Prerelease "White"Now before I begin with my experience, I will vent a little about my frustration with these seeded packs.  For Return to Ravnica, I thought they were a welcome experience because they guaranteed some mana fixing and with all the color combinations, it wasn’t too odd to splash into your chosen color.  However, with the recent sets (especially this core set), I prefer the freedom you had making your own deck out of six packs.  I feel like I forced myself into white because of the prerelease card.   The seeded pack itself, wasn’t that “seeded” and I would have personally rather have had a fresh pack with a better chance of opening a planeswalker or a random rare.

That said, the event was incredibly fun and I do understand Wizard’s push into taking complete randomness out of the events as this is geared as a fun way to grab casual players. 

Now, coming into the event, I was mostly unaware of any of the new cards.  I went into the event thinking the blue prerelease rare worked like a clone.  I wasn’t the only person who thought this as well.  This issue was made worse as I decided to go with a Korean prerelease pack.  Even with a tablet with visual spoilers at my disposal, it left me incredibly unprepared.  As I was opening my packs, I didn’t really notice the great blue pool I was getting:

m15 blueI mostly ignored how some of these cards would have worked really well with either Invader Species (if I chose to go with green) or with a lot of the white weenies I had (if I chose to stay with my prerelease color).  I was mostly distracted by these guys:

 m15 sweetThe whole prerelease was centered around one of my favorite planeswalkers and I had nostalgia feels from playing a beast from one of my favorite blocks.  In sealed, however, both can’t hold a deck together unless there is enough synergy.  While Garruk did ensure my victory if I was ever able to cast him in time (7 mana felt impossible to get to), Soul of Zendikar merely felt like a nice fatty.  Five mana is a huge investment to put out a 3/3.  Most of my opponents had faster, more evasive creatures that didn’t care about a turn 7 overcosted Centaur Glade machine.

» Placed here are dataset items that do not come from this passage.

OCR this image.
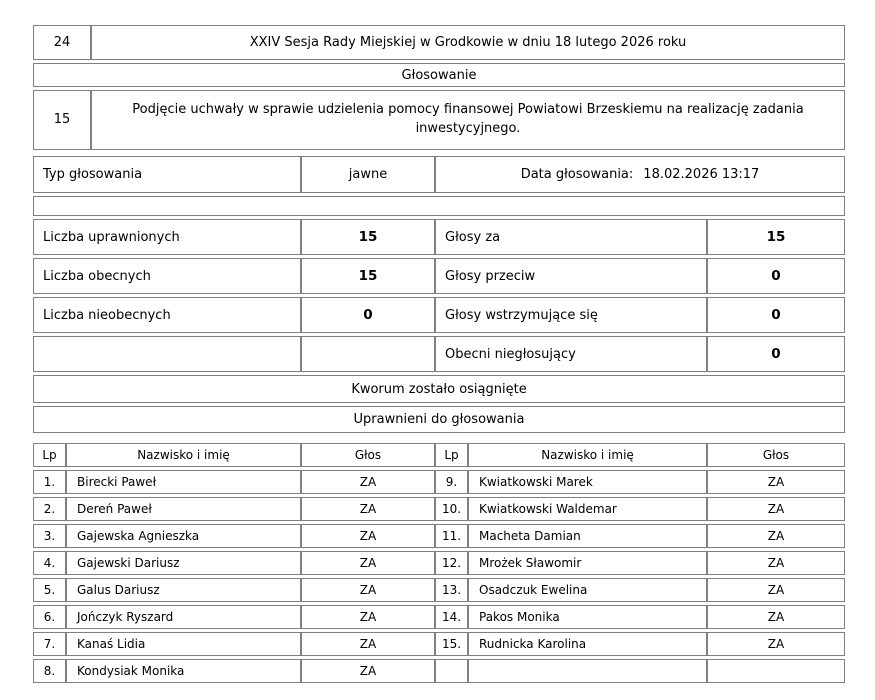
24	XXIV Sesja Rady Miejskiej w Grodkowie w dniu 18 lutego 2026 roku
Głosowanie	
15	Podjęcie uchwały w sprawie udzielenia pomocy finansowej Powiatowi Brzeskiemu na realizację zadania inwestycyjnego.
Typ głosowania	jawne	Data głosowania: 18.02.2026 13:17	

Liczba uprawnionych	15	Głosy za	15
Liczba obecnych	15	Głosy przeciw	0
Liczba nieobecnych	0	Głosy wstrzymujące się	0
		Obecni niegłosujący	0
Kworum zostało osiągnięte			
Uprawnieni do głosowania			
Lp	Nazwisko i imię	Głos	Lp	Nazwisko i imię	Głos
1.	Birecki Paweł	ZA	9.	Kwiatkowski Marek	ZA
2.	Dereń Paweł	ZA	10.	Kwiatkowski Waldemar	ZA
3.	Gajewska Agnieszka	ZA	11.	Macheta Damian	ZA
4.	Gajewski Dariusz	ZA	12.	Mrożek Sławomir	ZA
5.	Galus Dariusz	ZA	13.	Osadczuk Ewelina	ZA
6.	Jończyk Ryszard	ZA	14.	Pakos Monika	ZA
7.	Kanaś Lidia	ZA	15.	Rudnicka Karolina	ZA
8.	Kondysiak Monika	ZA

m15 greenm15 white Both white and green felt mediocre.  I didn’t open any removal in either of those colors except a six mana cost Banisher Priest.  While Spirit Bonds was great when it got online, it merely offered chump blockers.  Since I was playing the card in Korean, I also kept paying 1W to activate the abilities instead of W.  As my mistakes grew, my sloppiness also increased and if I make it to the next prerelease of Khaan, I will need to learn these lessons:

1) Learn the language or know the cards:

Having a tablet or phone helped translating some of the text, but having to do this for several cards while you open packs is time consuming and eats away at myself creating my own deck.  I like to approach deckbuilding in a holistic approach; I like to see what sort of options I have and then start dwindling my options from there.

2) Don’t rely on those power rares:

It was a George Michael song that said “Sometimes the clothes don’t make the man.”  Similarly, rares and mythics don’t make the deck.  While green did offer Garruk and Soul of Zendikar, I do think having a deck with better removal would have helped.  Blue didn’t have much, but it was sure better than a 7-drop murder.

Had I followed those rules, I might have ended up with a better deck.  Heck, I may not have included a seven drop overrun that did nothing for me in any of my matches (I thought it was instant speed). Regardless, the Timmy player in me was absolutely thrilled at throwing down Garruk, Apex Predator, even if it got countered.